The trouble started when a customer complaint was being investigated and the employee under scrutiny didn’t take too kindly to his regional manager’s approach. Another manager on hearing the verbal stoush intervened and told the employee to go home, cool off and come back to work the following Monday and deal with the issue in a calmer fashion.
According to the FWC, instead of taking this sensible advice, the employee, after heading for home a short distance, returned to the office , “stood over “ the regional manager who was seated at his desk and began berating him in a loud and abusive manner. He then left the office for the second time.

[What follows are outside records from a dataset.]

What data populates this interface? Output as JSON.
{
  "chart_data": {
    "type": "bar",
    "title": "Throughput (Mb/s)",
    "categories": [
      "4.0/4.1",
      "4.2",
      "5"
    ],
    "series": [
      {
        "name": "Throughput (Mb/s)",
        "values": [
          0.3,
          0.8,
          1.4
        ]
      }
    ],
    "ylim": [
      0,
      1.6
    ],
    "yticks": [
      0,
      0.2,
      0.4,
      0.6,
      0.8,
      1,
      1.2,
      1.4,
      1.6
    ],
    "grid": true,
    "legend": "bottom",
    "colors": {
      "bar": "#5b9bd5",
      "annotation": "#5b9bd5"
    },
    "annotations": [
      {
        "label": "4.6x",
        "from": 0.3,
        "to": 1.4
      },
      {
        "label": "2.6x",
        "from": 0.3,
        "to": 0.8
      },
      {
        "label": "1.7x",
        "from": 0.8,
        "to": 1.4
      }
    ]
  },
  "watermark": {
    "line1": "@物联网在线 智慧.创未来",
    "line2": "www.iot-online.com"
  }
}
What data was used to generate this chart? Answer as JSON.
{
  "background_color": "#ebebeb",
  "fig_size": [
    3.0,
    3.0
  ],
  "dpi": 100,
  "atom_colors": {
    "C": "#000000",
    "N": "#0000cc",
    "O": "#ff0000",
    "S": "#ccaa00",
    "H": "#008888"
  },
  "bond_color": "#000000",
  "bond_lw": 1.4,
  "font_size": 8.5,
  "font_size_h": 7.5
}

This was when the employee’s fate was sealed. When he returned to work on the Monday he was shown the door without any further ado, with no chance to explain his behaviour nor have a support person. Despite these procedural shortcomings, FWC agreed the sacking should stand. In so deciding, FWC made the observation that the employee’s conduct in returning to the office and abusing his manager was wilful and deliberate. The employee had been offered the chance to cool off but had completely rejected that.
As an aside however, FWC made the observation that employers ought to include cooling off periods in these situations because, in theory at least, there may have been a reasonable and acceptable explanation for the employee’s behaviour (e.g. some serious illness or stress which the employer did not know about).
Enterprise agreements can include provisions for employee’s to be suspended, with or without pay, in these situations and also, they can include provisions for penalties to be imposed by an employer (e.g. fine) as an intermediate step, short of dismissal, as a remedy for misconduct. This case underlines FWC’s view that preserving the employment relationship ought to be the first preference wherever possible.